Gehrer gefährdet Höherqualifikation von Berufstätigen

Wien (GPA/ÖGB). "Die Förderung der Höherqualifikation von Berufstätigen dürfte für Bundesministerin Gehrer kein Anliegen mehr sein, auch wenn diese in der Regierungserklärung und auch sonst bei jeder passenden Gelegenheit vollmundig angekündigt worden ist", kritisiert die Gewerkschaft der Privatangestellten (GPA) anlässlich der heutigen Streiks der AHS-LehrerInnen gegen die von der Bildungsministerin beabsichtigten Stundenkürzungen. Der Erfolg der Schulen für Berufstätige wird durch die Stundenkürzungen besonders gefährdet, da diese von Haus aus bereits eine um zirka 40 Prozent geringere Stundenzahl als die Regelschulen haben.++++

Ursprünglich waren auch die Abendschulen von Gehrers Kürzungen, die wie mit dem Rasenmäher und ausschließlich aus finanziellen Motiven erfolgen, wie alle anderen Schulen mit zwei Stunden betroffen.
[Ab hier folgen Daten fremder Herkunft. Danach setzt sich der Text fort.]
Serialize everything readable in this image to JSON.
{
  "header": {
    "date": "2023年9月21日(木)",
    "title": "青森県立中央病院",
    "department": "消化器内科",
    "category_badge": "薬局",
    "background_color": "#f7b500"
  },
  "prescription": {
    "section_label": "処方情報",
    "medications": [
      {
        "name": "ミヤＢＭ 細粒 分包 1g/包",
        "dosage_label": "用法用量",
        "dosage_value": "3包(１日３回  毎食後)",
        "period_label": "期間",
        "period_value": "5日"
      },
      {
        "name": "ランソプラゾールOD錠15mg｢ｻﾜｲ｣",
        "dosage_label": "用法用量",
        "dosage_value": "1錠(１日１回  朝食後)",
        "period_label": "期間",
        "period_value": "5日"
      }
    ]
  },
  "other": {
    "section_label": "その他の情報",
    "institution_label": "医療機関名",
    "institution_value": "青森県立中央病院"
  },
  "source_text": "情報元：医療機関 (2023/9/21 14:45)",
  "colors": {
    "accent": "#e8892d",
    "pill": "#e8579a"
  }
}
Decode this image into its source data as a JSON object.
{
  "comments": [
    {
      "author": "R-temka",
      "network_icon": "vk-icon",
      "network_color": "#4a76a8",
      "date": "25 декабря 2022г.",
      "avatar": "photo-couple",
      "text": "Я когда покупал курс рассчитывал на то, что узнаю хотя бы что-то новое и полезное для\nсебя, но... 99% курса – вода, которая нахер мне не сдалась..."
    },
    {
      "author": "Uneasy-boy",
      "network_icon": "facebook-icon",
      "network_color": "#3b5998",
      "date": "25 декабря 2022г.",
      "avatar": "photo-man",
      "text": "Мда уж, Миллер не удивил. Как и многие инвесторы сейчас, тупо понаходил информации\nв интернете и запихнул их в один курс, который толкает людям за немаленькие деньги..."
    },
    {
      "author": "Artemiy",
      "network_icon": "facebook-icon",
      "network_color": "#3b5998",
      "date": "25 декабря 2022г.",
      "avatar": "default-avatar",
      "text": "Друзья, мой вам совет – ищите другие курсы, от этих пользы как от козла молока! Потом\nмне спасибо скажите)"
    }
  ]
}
Auf Grund massiver Protestmaßnahmen - letztlich ersuchte sogar Bundespräsident Klestil um eine "informative Berichterstattung" - hat das Ministerium gegenüber dem auch von der GPA kritisierten Begutachtungsentwurf dann vordergründig eine Stunde zurückgegeben. Allerdings fehlen durch eine gleichzeitige Erhöhung der SchülerInnenzahlen pro Lehrerwerteinheit de facto noch immer rund eineinhalb Stunden. Die Kürzungen treffen voll die einzelnen Fachbereiche. Denn Turn- oder "Muße"-Stunden gibt es in diesem Bereich ohnehin nicht.

Durch den Wegfall von Stunden erhöhen sich die selbst zu erlernenden Stoffgebiete. Das bedeutet aber noch mehr Zeitaufwand. Die verordnete Kürzung der Stunden gefährdet die Basisausbildung der AbsolventInnen und schmälert die Anerkennung der Ausbildung im Beruf. Auch ist für die SchülerInnen der höheren Schultypen derzeit noch ein Weiterstudium an allen Universitäten möglich. Die eingeschlagene pädagogisch fahrlässig Vorgangsweise von Ministerin Gehrer gefährdet diesen Weg.